« feutre », définition dans le dictionnaire Littré

feutre

Définition dans d'autres dictionnaires :

Fac-simile de l'édition originale du Littré (BNF)

feutre

(feû-tr') s. m.
  • 1Sorte d'étoffe faite avec de la laine ou du poil, dont les filaments, par suite du foulage et des ingrédients employés, sont tellement agglutinés qu'ils forment ensemble un corps presque imperméable. C'est un chapeau de feutre ; il ne craint pas la pluie. Les mirza, appelés par Plancarpin les barons, font asseoir leurs majestés par terre sur un grand feutre, en leur disant : Si tu n'écoutes pas conseil, si tu gouvernes mal, il ne te restera pas même ce feutre sur lequel tu t'assieds, Voltaire, Lett. chin. 2.
  • 2Il se dit, par la métonymie de la matière pour la chose qui en est faite, d'un chapeau de feutre, et même, par dérision, de tout chapeau, surtout d'un vieux chapeau mal retapé. Et son feutre à grands poils ombragé d'un panache, Boileau, Sat. III. Le petit Espagnol vous a diverti avec sa mine étique et son feutre à grand poil, Courier, Lett. II, 279.

    Dresser le feutre, le mettre sur une forme pour lui donner la figure d'un chapeau.

    Feutre verni, feutre pénétré d'huile siccative, et servant surtout à la confection des visières des casquettes.

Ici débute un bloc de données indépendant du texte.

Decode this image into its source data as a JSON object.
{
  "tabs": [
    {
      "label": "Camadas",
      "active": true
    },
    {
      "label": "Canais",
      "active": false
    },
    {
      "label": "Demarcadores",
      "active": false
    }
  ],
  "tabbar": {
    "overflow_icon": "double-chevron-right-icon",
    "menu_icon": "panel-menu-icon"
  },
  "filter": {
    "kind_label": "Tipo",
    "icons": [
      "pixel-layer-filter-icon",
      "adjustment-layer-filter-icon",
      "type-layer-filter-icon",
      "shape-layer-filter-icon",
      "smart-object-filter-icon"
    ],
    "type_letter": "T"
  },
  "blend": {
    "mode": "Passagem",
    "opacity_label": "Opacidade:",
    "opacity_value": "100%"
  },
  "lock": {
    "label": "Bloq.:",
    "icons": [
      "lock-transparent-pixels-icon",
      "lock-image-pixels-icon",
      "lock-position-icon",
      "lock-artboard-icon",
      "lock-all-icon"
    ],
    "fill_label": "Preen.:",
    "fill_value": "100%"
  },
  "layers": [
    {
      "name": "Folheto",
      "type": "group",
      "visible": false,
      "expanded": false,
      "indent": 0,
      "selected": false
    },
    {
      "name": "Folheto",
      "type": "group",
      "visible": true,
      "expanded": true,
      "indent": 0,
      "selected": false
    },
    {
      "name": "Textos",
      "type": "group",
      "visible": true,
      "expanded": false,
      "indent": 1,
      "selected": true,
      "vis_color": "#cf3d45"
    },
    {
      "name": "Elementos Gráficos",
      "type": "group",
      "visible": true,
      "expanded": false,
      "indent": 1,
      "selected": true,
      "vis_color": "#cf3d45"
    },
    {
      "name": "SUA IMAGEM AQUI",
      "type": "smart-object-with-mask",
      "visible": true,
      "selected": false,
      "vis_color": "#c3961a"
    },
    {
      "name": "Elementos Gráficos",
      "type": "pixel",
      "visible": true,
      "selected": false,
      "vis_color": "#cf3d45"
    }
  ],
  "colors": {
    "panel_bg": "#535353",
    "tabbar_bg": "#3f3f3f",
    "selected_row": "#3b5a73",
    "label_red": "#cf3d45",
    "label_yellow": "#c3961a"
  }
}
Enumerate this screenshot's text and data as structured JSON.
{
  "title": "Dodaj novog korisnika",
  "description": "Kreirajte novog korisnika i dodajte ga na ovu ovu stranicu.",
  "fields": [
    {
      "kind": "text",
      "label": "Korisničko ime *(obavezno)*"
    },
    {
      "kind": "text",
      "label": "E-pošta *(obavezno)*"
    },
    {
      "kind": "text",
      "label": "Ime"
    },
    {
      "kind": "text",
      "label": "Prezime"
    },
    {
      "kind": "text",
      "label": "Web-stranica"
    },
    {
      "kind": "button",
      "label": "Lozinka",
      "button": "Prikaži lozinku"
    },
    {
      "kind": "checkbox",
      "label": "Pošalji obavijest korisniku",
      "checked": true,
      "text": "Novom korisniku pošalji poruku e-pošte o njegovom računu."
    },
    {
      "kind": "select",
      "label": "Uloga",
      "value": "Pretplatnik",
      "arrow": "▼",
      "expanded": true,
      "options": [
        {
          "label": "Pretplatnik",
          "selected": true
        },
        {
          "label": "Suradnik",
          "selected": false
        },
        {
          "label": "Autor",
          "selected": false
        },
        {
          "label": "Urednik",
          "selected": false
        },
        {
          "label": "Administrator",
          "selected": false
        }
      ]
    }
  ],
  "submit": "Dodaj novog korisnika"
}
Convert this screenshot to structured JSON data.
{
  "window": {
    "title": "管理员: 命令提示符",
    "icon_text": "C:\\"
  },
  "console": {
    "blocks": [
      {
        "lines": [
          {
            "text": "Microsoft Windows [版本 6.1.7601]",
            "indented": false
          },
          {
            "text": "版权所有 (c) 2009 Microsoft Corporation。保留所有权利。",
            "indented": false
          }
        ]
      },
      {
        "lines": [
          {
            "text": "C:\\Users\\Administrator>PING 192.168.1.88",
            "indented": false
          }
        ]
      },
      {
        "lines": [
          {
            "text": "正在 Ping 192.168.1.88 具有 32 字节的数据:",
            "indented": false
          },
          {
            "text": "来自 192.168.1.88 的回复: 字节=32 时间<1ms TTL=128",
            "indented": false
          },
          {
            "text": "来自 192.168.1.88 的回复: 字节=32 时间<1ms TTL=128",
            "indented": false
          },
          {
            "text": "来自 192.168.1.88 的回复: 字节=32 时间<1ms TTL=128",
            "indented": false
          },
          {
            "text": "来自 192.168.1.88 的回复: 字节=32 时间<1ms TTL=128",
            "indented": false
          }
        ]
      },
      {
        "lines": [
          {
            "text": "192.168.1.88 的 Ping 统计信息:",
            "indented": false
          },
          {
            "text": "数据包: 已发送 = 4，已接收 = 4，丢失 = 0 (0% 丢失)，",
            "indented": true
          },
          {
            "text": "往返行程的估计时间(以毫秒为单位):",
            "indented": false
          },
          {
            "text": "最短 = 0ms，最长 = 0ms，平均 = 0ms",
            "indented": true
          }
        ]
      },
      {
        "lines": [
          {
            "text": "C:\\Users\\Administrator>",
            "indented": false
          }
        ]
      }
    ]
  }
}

  • 3Bourre dont se servent les selliers pour rembourrer une selle.
  • 4Il se dit aussi d'espèces de bottines en feutre qu'on met dans l'appartement.
  • 5Étoffes de laine sans coutures, sur lesquelles on couche les feuilles de papier au sortir du moule.
  • 6Nom donné, chez les mammifères du Nord et des Alpes, à des poils doux et plus ou moins épais qui garnissent immédiatement la peau, et que d'autres poils longs traversent. Au-dessous de ce premier long poil, il y a, comme dans les ours marins, une espèce de duvet ou de feutre qui est de couleur brune ou noire, comme l'extrémité des grands poils du corps, Buffon, Quadrup. t. XI, p. 114, dans POUGENS.

HISTORIQUE

XIIe s. Chapel de fautre ot li bers en son chief, Raoul de C. 279.

XIIIe s. Quiconques veut estre chapeliers de feutre à Paris, estre le puet franchement, Liv. des mét. 248. Chascuns tenoit lance sor fautre, Que li rois ne fust envaïz, Qui estoit de plusors haïz, Ren. 18674. Et il ont autres lances prises, Ses [ainsi les] ont moult tost el feltre mises, Partonopex, v. 8057.

XIVe s. Vous serés mout boins amparliers [avocat], Pour parole monstrer en court ; Vos mot sont ataignant et court ; Et se vous un fieltre [chapeau] euïssiez, Mout bien siermonner seuïssiez Ensement que cil questeur font, Jean de Condé, p. 110.

XVIe s. Il portoit un de ces grands feutres d'Espagne pour se defendre du soleil, Despériers, Contes, XXXIX.

ÉTYMOLOGIE

Provenç. feutre ; catal. feltre ; espagn fieltro ; portug. et ital. feltro ; du bas-lat. filtrum, qui provient du germanique ; anc. h. allem. filz : anglo-sax. felt, avec addition d'une r, ce qui n'est pas rare après le t.

SUPPLÉMENT AU DICTIONNAIRE

FEUTRE. Ajoutez :
7 Dans les marais salants, tapis végétal qui revêt le fond des tables, Enquête sur les sels, t. II, p. 509.